Além disso, para as marcas de luxo, o público bastante generalista dos salões automotivos não é tão interessante como para as demais montadoras. Consumidor de marca premium é um nicho. Por isso, nos últimos anos, essas montadoras têm optado por direcionar seus investimentos para ações individuais, para a qual convidam seu público alvo.

Nesses eventos, têm também a possibilidade de vender carros, algo não permitido no Salão de São Paulo. Além disso, dão ao consumidor a possibilidade de viver mais experiências ao volante, uma demanda cada vez mais forte de quem compra um carro.

A falta de espaço para experiências além da exposição de carros, aliás, é uma queixa constante de marcas que desistiram do salão de 2020. E não apenas as de luxo.

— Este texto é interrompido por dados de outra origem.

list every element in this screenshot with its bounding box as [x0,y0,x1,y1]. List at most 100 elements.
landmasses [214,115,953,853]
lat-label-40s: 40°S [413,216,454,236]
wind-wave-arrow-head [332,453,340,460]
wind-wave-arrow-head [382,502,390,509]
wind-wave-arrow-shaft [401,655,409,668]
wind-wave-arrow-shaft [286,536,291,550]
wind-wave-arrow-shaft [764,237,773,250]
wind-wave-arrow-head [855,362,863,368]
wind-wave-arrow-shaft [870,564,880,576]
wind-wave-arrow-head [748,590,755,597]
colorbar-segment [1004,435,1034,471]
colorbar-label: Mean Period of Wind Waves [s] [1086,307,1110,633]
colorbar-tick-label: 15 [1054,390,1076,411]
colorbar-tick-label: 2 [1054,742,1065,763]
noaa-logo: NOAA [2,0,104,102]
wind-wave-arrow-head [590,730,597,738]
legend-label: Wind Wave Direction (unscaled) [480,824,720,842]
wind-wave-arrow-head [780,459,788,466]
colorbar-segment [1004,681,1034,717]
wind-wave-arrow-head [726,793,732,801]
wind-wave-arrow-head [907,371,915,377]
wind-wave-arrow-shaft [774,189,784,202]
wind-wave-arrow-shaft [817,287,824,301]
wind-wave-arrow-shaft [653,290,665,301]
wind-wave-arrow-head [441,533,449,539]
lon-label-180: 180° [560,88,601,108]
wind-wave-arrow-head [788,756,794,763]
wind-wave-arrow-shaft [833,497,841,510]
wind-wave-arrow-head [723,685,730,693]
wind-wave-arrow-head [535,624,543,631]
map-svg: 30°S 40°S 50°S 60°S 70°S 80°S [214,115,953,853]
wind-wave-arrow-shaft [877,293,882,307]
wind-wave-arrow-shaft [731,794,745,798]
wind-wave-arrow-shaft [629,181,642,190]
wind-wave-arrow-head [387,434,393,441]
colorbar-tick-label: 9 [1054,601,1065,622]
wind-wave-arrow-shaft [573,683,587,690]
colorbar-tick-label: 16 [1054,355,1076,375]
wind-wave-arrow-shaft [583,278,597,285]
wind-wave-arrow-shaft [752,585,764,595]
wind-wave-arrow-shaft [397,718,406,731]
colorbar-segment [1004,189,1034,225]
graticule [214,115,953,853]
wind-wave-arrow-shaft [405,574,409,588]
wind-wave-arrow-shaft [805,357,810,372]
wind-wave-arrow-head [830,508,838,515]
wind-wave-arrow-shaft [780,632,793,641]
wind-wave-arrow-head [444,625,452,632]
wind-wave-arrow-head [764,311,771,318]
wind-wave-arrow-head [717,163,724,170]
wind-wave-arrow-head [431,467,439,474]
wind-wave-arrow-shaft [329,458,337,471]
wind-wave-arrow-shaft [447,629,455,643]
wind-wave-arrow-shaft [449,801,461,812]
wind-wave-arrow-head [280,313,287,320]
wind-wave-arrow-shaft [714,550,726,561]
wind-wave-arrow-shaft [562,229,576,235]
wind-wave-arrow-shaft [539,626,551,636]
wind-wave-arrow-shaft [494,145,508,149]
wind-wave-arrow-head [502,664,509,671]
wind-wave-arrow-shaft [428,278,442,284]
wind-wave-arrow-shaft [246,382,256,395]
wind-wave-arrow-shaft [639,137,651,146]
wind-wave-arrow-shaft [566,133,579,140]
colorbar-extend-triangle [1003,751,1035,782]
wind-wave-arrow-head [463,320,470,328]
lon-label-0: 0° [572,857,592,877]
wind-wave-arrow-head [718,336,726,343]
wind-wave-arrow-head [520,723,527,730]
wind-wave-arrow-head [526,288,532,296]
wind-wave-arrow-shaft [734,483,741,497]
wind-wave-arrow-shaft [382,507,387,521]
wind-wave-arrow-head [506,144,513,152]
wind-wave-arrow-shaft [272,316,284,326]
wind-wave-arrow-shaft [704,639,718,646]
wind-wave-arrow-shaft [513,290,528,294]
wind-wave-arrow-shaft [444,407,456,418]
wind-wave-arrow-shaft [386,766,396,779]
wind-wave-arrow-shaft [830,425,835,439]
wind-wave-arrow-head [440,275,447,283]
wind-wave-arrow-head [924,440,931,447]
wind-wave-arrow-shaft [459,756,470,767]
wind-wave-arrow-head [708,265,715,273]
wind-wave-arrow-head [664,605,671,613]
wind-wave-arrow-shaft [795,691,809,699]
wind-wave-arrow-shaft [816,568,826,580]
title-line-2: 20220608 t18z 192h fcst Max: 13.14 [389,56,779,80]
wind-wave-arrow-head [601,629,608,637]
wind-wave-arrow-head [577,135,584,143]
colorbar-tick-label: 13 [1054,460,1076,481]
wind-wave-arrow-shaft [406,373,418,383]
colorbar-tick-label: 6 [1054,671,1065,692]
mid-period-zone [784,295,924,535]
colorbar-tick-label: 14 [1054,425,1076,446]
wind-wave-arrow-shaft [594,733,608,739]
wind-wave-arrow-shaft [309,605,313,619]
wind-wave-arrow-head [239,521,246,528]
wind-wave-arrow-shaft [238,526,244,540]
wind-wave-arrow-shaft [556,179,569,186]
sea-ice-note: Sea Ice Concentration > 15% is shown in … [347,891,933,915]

Entre as montadoras premium, além de Jaguar Land Rover e Volvo, a BMW já havia anunciado que não participaria do Salão de São Paulo deste ano. A Audi, a Mercedes-Benz e a Ferrari ainda não haviam confirmado presença.

Feiras automotivas e a nova mobilidade

A mobilidade está mudando e, junto com ela, o conceito de carro. Jovens se interessam cada vez menos pelo conceito tradicional de automóvel. Com isso, e por causa de leis contra emissões de poluentes cada vez mais rígidas, montadoras trabalham cada vez mais na ideia de automóvel eletrificado, autônomo e conectado.

Esse fenômeno levou as marcas a uma mudança de mentalidade. Em vez de simples montadoras de carros, estão se transformando em empresas de mobilidade.

Nesse cenário, muitas montadoras passaram a investir em eventos coletivos de tecnologia, deixando de lado o conceito tradicional de salão automotivo. O Salão de Detroit (EUA) foi o que mais sofreu o baque.

Para participar da CES, feira que ocorre quase simultaneamente àquele que, até a década passada, era o principal salão automotivo dos EUA, as marcas foram abandonando a participação na feira de Detroit. Esse salão, que já vinha mal desde 2008, com a grande crise da indústria automobilística americana, se viu tão esvaziado que a organização teve de tomar atitude drástica.

Este ano, o Salão de Detroit, que sempre foi realizado em janeiro, ocorrerá em junho. Isso se ocorrer de fato. Com a pandemia de coronavírus, não dá mais para garantir a realização de nenhum grande evento nos próximos meses.